MovieRecapsQA: A Multimodal Open-Ended Video Question-Answering Benchmark
Shaden Shaar, Bradon Thymes, Sirawut Chaixanien, Claire Cardie, Bharath Hariharan
TL;DR
MovieRecapsQA tackles open-ended multimodal VideoQA for long-form content by building a benchmark from recap videos aligned with full movies and introducing a reference-free, fact-grounded evaluation. The dataset comprises about 8,231 QA pairs across 60 films with explicit modality labels and reasoning categories, enabling evaluation of how models ground answers in both video and dialogue. Seven state-of-the-art multimodal LLMs and human annotators are benchmarked, revealing that semantic metrics liberalize model rankings and models rely heavily on dialogue, while visual grounding remains weak. The results highlight a need for architectures and training objectives that explicitly ground language in visual evidence and for evaluation frameworks that rely on atomic facts rather than single gold references.
Abstract
Understanding real-world videos such as movies requires integrating visual and dialogue cues to answer complex questions. Yet existing VideoQA benchmarks struggle to capture this multimodal reasoning and are largely not open-ended, given the difficulty of evaluating free-form answers.
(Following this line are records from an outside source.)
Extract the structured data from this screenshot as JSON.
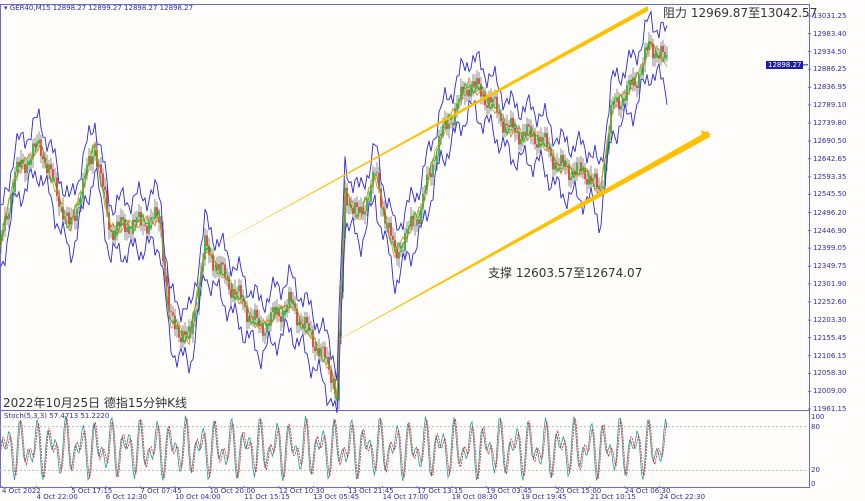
{
  "header": {
    "symbol": "GER40,M15",
    "ohlc": "12898.27 12899.27 12898.27 12898.27"
  },
  "current_price": "12898.27",
  "annotations": {
    "resistance": "阻力 12969.87至13042.57",
    "support": "支撑 12603.57至12674.07",
    "caption": "2022年10月25日 德指15分钟K线"
  },
  "stoch": {
    "label": "Stoch(5,3,3) 57.4713 51.2220",
    "levels": [
      "100",
      "80",
      "20",
      "0"
    ]
  },
  "colors": {
    "axis": "#6a6adf",
    "band": "#2a2ae0",
    "trend": "#ffc000",
    "bull": "#2a9a2a",
    "bear": "#e02020",
    "ma": "#20c020"
  },
  "chart_data": {
    "type": "candlestick",
    "symbol": "GER40",
    "timeframe": "M15",
    "ylim": [
      11961.15,
      13031.25
    ],
    "y_ticks": [
      "13031.25",
      "12983.40",
      "12934.50",
      "12886.25",
      "12836.95",
      "12789.10",
      "12739.80",
      "12690.50",
      "12642.65",
      "12593.35",
      "12545.50",
      "12496.20",
      "12446.90",
      "12399.05",
      "12349.75",
      "12301.90",
      "12252.60",
      "12203.30",
      "12155.45",
      "12106.15",
      "12058.30",
      "12009.00",
      "11961.15"
    ],
    "x_ticks": [
      "4 Oct 2022",
      "4 Oct 22:00",
      "5 Oct 17:15",
      "6 Oct 12:30",
      "7 Oct 07:45",
      "10 Oct 04:00",
      "10 Oct 20:00",
      "11 Oct 15:15",
      "12 Oct 10:30",
      "13 Oct 05:45",
      "13 Oct 21:45",
      "14 Oct 17:00",
      "17 Oct 13:15",
      "18 Oct 08:30",
      "19 Oct 03:45",
      "19 Oct 19:45",
      "20 Oct 15:00",
      "21 Oct 10:15",
      "24 Oct 06:30",
      "24 Oct 22:30"
    ],
    "approx_close_at_ticks": [
      12400,
      12650,
      12600,
      12680,
      12500,
      12200,
      12380,
      12250,
      12200,
      12150,
      12450,
      12400,
      12650,
      12850,
      12750,
      12680,
      12640,
      12580,
      12850,
      12898
    ]
  }
}
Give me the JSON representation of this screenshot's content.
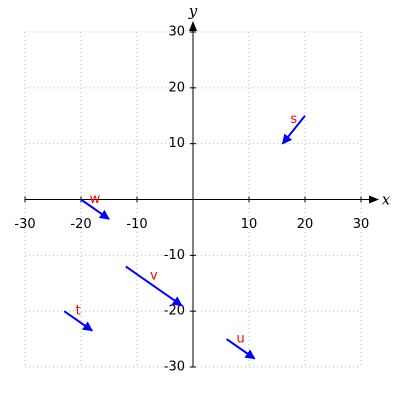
{
  "chart_data": {
    "type": "quiver",
    "x_label": "x",
    "y_label": "y",
    "xlim": [
      -30,
      30
    ],
    "ylim": [
      -30,
      30
    ],
    "xticks": [
      -30,
      -20,
      -10,
      10,
      20,
      30
    ],
    "yticks": [
      -30,
      -20,
      -10,
      10,
      20,
      30
    ],
    "grid": true,
    "color": "#0000ff",
    "label_color": "#ff0000",
    "series": [
      {
        "name": "s",
        "x": [
          20,
          16
        ],
        "y": [
          15,
          10
        ]
      },
      {
        "name": "t",
        "x": [
          -23,
          -18
        ],
        "y": [
          -20,
          -23.5
        ]
      },
      {
        "name": "u",
        "x": [
          6,
          11
        ],
        "y": [
          -25,
          -28.5
        ]
      },
      {
        "name": "v",
        "x": [
          -12,
          -2
        ],
        "y": [
          -12,
          -19
        ]
      },
      {
        "name": "w",
        "x": [
          -20,
          -15
        ],
        "y": [
          0,
          -3.5
        ]
      }
    ]
  }
}
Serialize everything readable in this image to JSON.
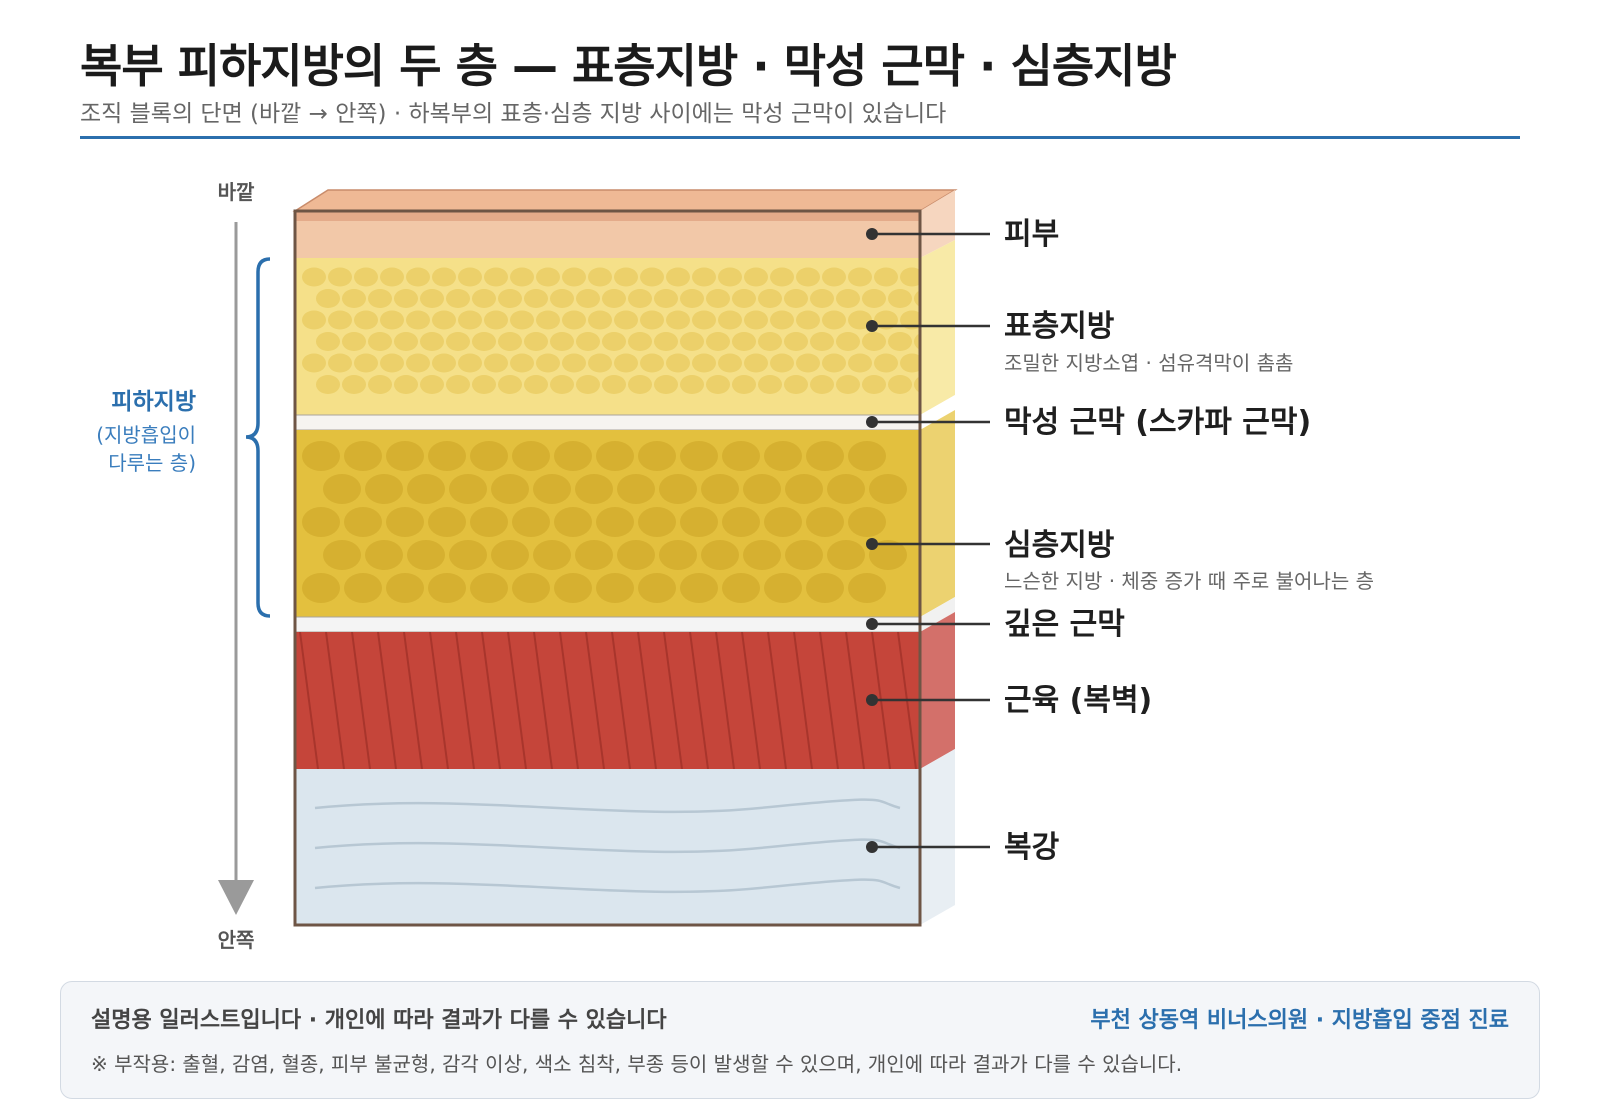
{
  "header": {
    "title": "복부 피하지방의 두 층 — 표층지방 · 막성 근막 · 심층지방",
    "subtitle": "조직 블록의 단면 (바깥 → 안쪽) · 하복부의 표층·심층 지방 사이에는 막성 근막이 있습니다"
  },
  "axis": {
    "top_label": "바깥",
    "bottom_label": "안쪽"
  },
  "bracket": {
    "title": "피하지방",
    "note_line1": "(지방흡입이",
    "note_line2": "다루는 층)",
    "color": "#2b6fad"
  },
  "layers": {
    "skin": {
      "label": "피부",
      "color": "#f2c8a8"
    },
    "superficial_fat": {
      "label": "표층지방",
      "desc": "조밀한 지방소엽 · 섬유격막이 촘촘",
      "color": "#f5e089"
    },
    "membranous_fascia": {
      "label": "막성 근막 (스카파 근막)",
      "color": "#f6f4f0"
    },
    "deep_fat": {
      "label": "심층지방",
      "desc": "느슨한 지방 · 체중 증가 때 주로 불어나는 층",
      "color": "#e3c03e"
    },
    "deep_fascia": {
      "label": "깊은 근막",
      "color": "#f6f4f0"
    },
    "muscle": {
      "label": "근육 (복벽)",
      "color": "#c5453a"
    },
    "abdominal_cavity": {
      "label": "복강",
      "color": "#dbe6ee"
    }
  },
  "footer": {
    "note": "설명용 일러스트입니다 · 개인에 따라 결과가 다를 수 있습니다",
    "brand": "부천 상동역 비너스의원 · 지방흡입 중점 진료",
    "side_effects": "※ 부작용: 출혈, 감염, 혈종, 피부 불균형, 감각 이상, 색소 침착, 부종 등이 발생할 수 있으며, 개인에 따라 결과가 다를 수 있습니다."
  }
}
In this paper, we introduce a novel open-ended multi-modal VideoQA benchmark, MovieRecapsQA created using movie recap videos--a distinctive type of YouTube content that summarizes a film by presenting its key events through synchronized visual (recap video) and textual (recap summary) modalities. Using the recap summary, we generate $\approx 8.2$ K question-answer (QA) pairs (aligned with movie-subtitles) and provide the necessary "facts" needed to verify an answer in a reference-free manner. To our knowledge, this is the first open-ended VideoQA benchmark that supplies explicit textual context of the input (video and/or text); which we use for evaluation. Our benchmark provides videos of multiple lengths (i.e., recap-segments, movie-segments) and categorizations of questions (by modality and type) to enable fine-grained analysis. We evaluate the performance of seven state-of-the-art MLLMs using our benchmark and observe that: 1) visual-only questions remain the most challenging; 2) models default to textual inputs whenever available; 3) extracting factually accurate information from video content is still difficult for all models; and 4) proprietary and open-source models perform comparably on video-dependent questions.